Hiring Schrumpf again in late August or early September to train the staff to resolve conflicts.
Working with the teachers union to help administrators and counselors write a “covenant” - that is, a list of promises of how they will treat one another.
Meanwhile, a new parents advisory group met for the first time Monday with Principal Rodger Lake. Twenty-five parents attended.
“My hope is that problems will be less likely to occur because of this committee being in place,” said Donna McKereghan, chairwoman of the Parents Advisory Committee.
Carrie Ann Evans, who filed complaints after school officials searched the lockers of her son and three other black students last fall, is a member of the new committee.
Evans said equitable and nonviolent discipline will be a prime committee concern. Evans and some other parents say some staff members often grab students roughly.

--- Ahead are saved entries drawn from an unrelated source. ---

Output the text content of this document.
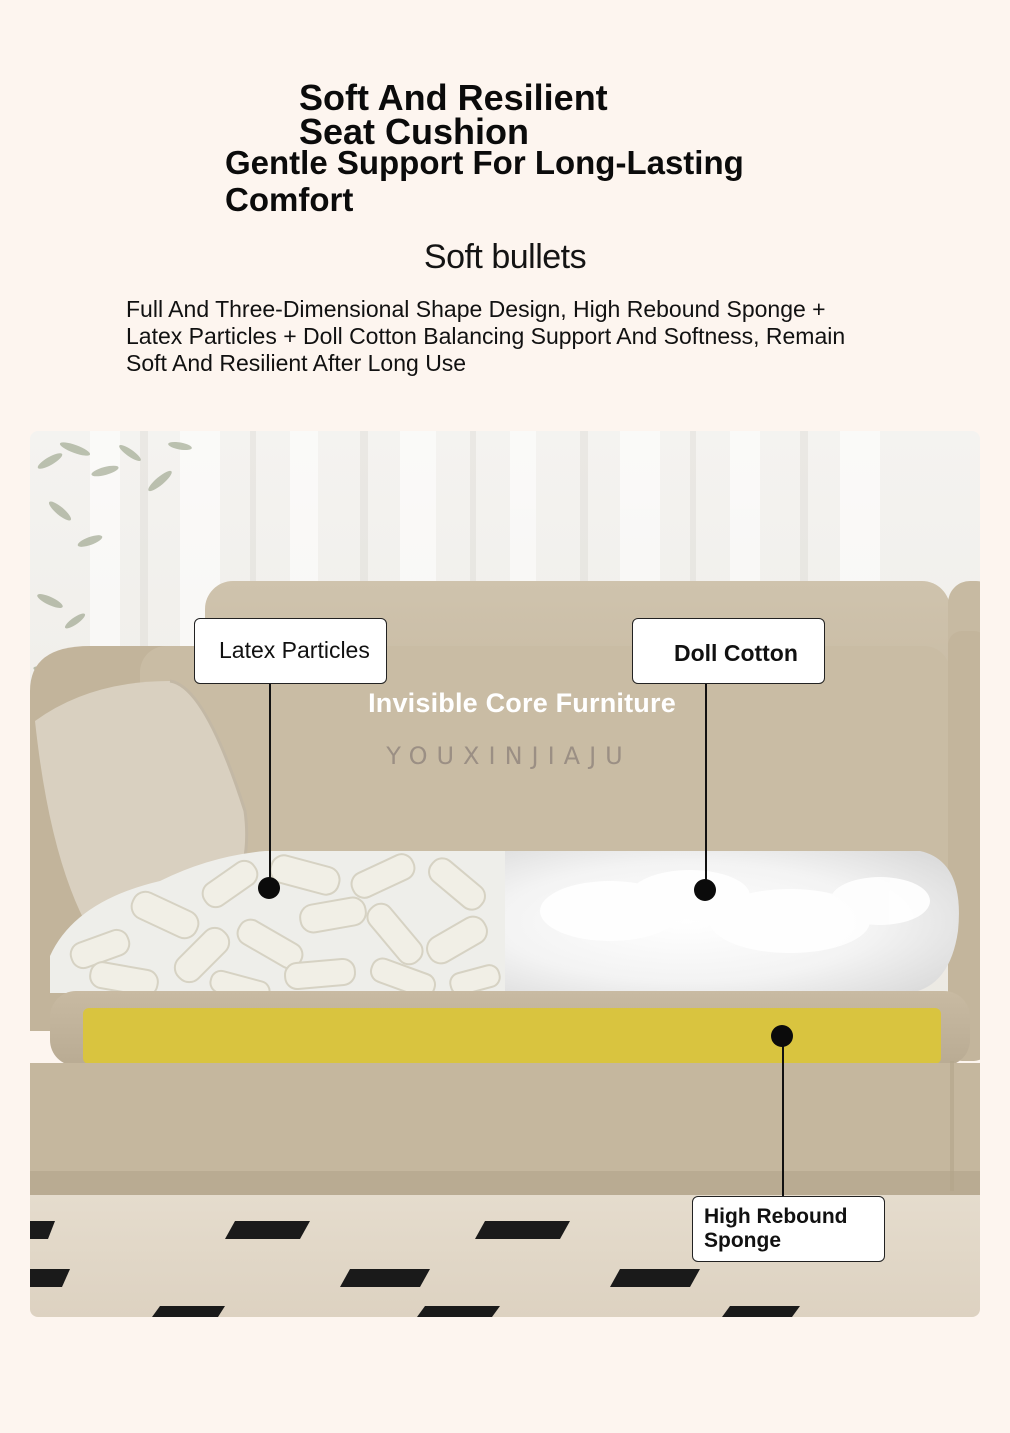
Soft And Resilient
Seat Cushion
Gentle Support For Long-Lasting
Comfort
Soft bullets
Full And Three-Dimensional Shape Design, High Rebound Sponge + Latex Particles + Doll Cotton Balancing Support And Softness, Remain Soft And Resilient After Long Use
Invisible Core Furniture
YOUXINJIAJU
Latex Particles	Doll Cotton
High Rebound Sponge
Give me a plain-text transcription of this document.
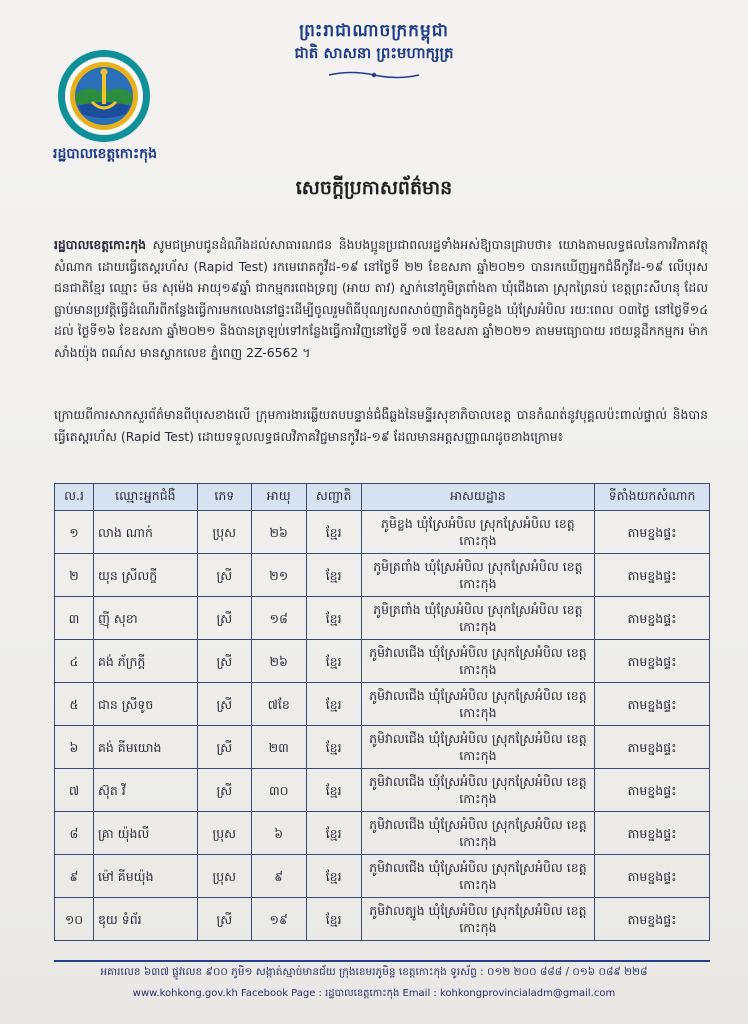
ព្រះរាជាណាចក្រកម្ពុជា
ជាតិ សាសនា ព្រះមហាក្សត្រ
រដ្ឋបាលខេត្តកោះកុង
សេចក្ដីប្រកាសព័ត៌មាន
រដ្ឋបាលខេត្តកោះកុង សូមជម្រាបជូនដំណឹងដល់សាធារណជន និងបងប្អូនប្រជាពលរដ្ឋទាំងអស់ឱ្យបានជ្រាបថា៖ យោងតាមលទ្ធផលនៃការវិភាគវត្ថុសំណាក ដោយធ្វើតេស្ដរហ័ស (Rapid Test) រកមេរោគកូវីដ-១៩ នៅថ្ងៃទី ២២ ខែឧសភា ឆ្នាំ២០២១ បានរកឃើញអ្នកជំងឺកូវីដ-១៩ លើបុរសជនជាតិខ្មែរ ឈ្មោះ ម៉ន សុម៉េង អាយុ១៩ឆ្នាំ ជាកម្មករពេងទ្រព្យ (អាយ តាវ) ស្នាក់នៅភូមិត្រពាំងតា ឃុំជើងគោ ស្រុកព្រៃនប់ ខេត្តព្រះសីហនុ ដែលធ្លាប់មានប្រវត្តិធ្វើដំណើរពីកន្លែងធ្វើការមកលេងនៅផ្ទះដើម្បីចូលរួមពិធីបុណ្យសពសាច់ញាតិក្នុងភូមិខ្លង ឃុំស្រែអំបិល រយៈពេល ០៣ថ្ងៃ នៅថ្ងៃទី១៤ ដល់ ថ្ងៃទី១៦ ខែឧសភា ឆ្នាំ២០២១ និងបានត្រឡប់ទៅកន្លែងធ្វើការវិញនៅថ្ងៃទី ១៧ ខែឧសភា ឆ្នាំ២០២១ តាមមធ្យោបាយ រថយន្តដឹកកម្មករ ម៉ាកសាំងយ៉ុង ពណ៌ស មានស្លាកលេខ ភ្នំពេញ 2Z-6562 ។
ក្រោយពីការសាកសួរព័ត៌មានពីបុរសខាងលើ ក្រុមការងារឆ្លើយតបបន្ទាន់ជំងឺឆ្លងនៃមន្ទីរសុខាភិបាលខេត្ត បានកំណត់នូវបុគ្គលប៉ះពាល់ផ្ទាល់ និងបានធ្វើតេស្ដរហ័ស (Rapid Test) ដោយទទួលលទ្ធផលវិភាគវិជ្ជមានកូវីដ-១៩ ដែលមានអត្តសញ្ញាណដូចខាងក្រោម៖
ល.រ	ឈ្មោះអ្នកជំងឺ	ភេទ	អាយុ	សញ្ជាតិ	អាសយដ្ឋាន	ទីតាំងយកសំណាក
១	លាង ណាក់	ប្រុស	២៦	ខ្មែរ	ភូមិខ្លង ឃុំស្រែអំបិល ស្រុកស្រែអំបិល ខេត្តកោះកុង	តាមខ្នងផ្ទះ
២	យុន ស្រីលក្ខី	ស្រី	២១	ខ្មែរ	ភូមិត្រពាំង ឃុំស្រែអំបិល ស្រុកស្រែអំបិល ខេត្តកោះកុង	តាមខ្នងផ្ទះ
៣	ញ៉ី សុខា	ស្រី	១៨	ខ្មែរ	ភូមិត្រពាំង ឃុំស្រែអំបិល ស្រុកស្រែអំបិល ខេត្តកោះកុង	តាមខ្នងផ្ទះ
៤	គង់ ភ័ក្រក្ដី	ស្រី	២៦	ខ្មែរ	ភូមិវាលជើង ឃុំស្រែអំបិល ស្រុកស្រែអំបិល ខេត្តកោះកុង	តាមខ្នងផ្ទះ
៥	ជាន ស្រីទូច	ស្រី	៧ខែ	ខ្មែរ	ភូមិវាលជើង ឃុំស្រែអំបិល ស្រុកស្រែអំបិល ខេត្តកោះកុង	តាមខ្នងផ្ទះ
៦	គង់ គីមយោង	ស្រី	២៣	ខ្មែរ	ភូមិវាលជើង ឃុំស្រែអំបិល ស្រុកស្រែអំបិល ខេត្តកោះកុង	តាមខ្នងផ្ទះ
៧	ស៊ុត វី	ស្រី	៣០	ខ្មែរ	ភូមិវាលជើង ឃុំស្រែអំបិល ស្រុកស្រែអំបិល ខេត្តកោះកុង	តាមខ្នងផ្ទះ
៨	គ្រា យ៉ុងលី	ប្រុស	៦	ខ្មែរ	ភូមិវាលជើង ឃុំស្រែអំបិល ស្រុកស្រែអំបិល ខេត្តកោះកុង	តាមខ្នងផ្ទះ
៩	ម៉ៅ គីមយ៉ុង	ប្រុស	៩	ខ្មែរ	ភូមិវាលជើង ឃុំស្រែអំបិល ស្រុកស្រែអំបិល ខេត្តកោះកុង	តាមខ្នងផ្ទះ
១០	ឌុយ ទំព័រ	ស្រី	១៩	ខ្មែរ	ភូមិវាលត្បូង ឃុំស្រែអំបិល ស្រុកស្រែអំបិល ខេត្តកោះកុង	តាមខ្នងផ្ទះ
អគារលេខ ៦៣៧ ផ្លូវលេខ ៩០០ ភូមិ១ សង្កាត់ស្មាច់មានជ័យ ក្រុងខេមរភូមិន្ទ ខេត្តកោះកុង ទូរស័ព្ទ : ០១២ ២០០ ៨៨៨ / ០១៦ ០៨៩ ២២៨
www.kohkong.gov.kh Facebook Page : រដ្ឋបាលខេត្តកោះកុង Email : kohkongprovincialadm@gmail.com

The new school’s first year was marred by claims of racial discrimination and a complaint from a group of staff members that counselor Lionel Harding-Thomas harassed them.
Harding-Thomas, an African American, claimed the staff was retaliating against him for standing up for minority students. Some staff members accused him of raising the issue of racism to mask his faults.
The district’s first stab at the problem was to invite two observers from the state superintendent’s office to conduct interviews and write recommendations.
The state report didn’t exonerate or blame anyone, but said there was “a hostile working, teaching and learning environment” at Chase.
“It wasn’t helpful,” said Parsons, who supervises several schools including Chase. “In fact, it caused more anger and more distrust.”
Although staff members saw the recommendations as superficial, Parsons used them to plan solutions.
Parsons said his own theory is that Spokane’s simmering racial tensions surfaced at Chase because the school did not have a solid discipline system in place in September. The school did not have a student handbook, for example.
“It just happened that this was the weak spot because we didn’t have the discipline stuff in place,” Parsons said.
Chase has almost 900 students compared to 630 last year at Libby Middle School, the East Central neighborhood school that Chase replaced.
The district was naive to think it could move Libby students and teachers from the low-income neighborhood near the freeway to Chase on 37th Avenue without discussing implications of the change, Parsons said.
“We heard it, but we didn’t understand what it feels like for families of color to take that school out of their neighborhood,” Parsons said.
Principal Lake said he hopes mediation will help the dispute among staff members. “We have an obligation professionally to find appropriate ways to disagree,” he said.
Schrumpf, co-author of books on conflict resolution in schools, works for Spokane’s Dispute Resolution Center. He began mediating at Chase this week.
Mediation “works if the people buy into it,” Schrumpf said.
Harding-Thomas said he is willing to sit down with staff and the mediator, but warned that “it could also open up a Pandora’s box” as people begin to talk honestly.
“I have a different view of the world because I’m African American,” he said. “Allow me to come to the table and bring my view.”
Danelle Elders, a teacher who signed the letter of complaint against Harding-Thomas, said she has doubts about mediation.
“I’m not sure if people are willing to risk sitting in a room with Lionel,” she said. “They’ll want to know ‘Why is he going to change after talking to me for an hour?”’
Another teacher signing the complaint, Helen Bannerman, took a wait-and-see approach. “If attitudes change in the office, I think it can be schoolwide,” she said.
The school’s problems stem from poor communication and the tendency of officials to sweep issues under the carpet, said McKereghan of the new parents’ committee.
“Rather than fight brush fires hopefully they can begin to address the deeper problems,” McKereghan said.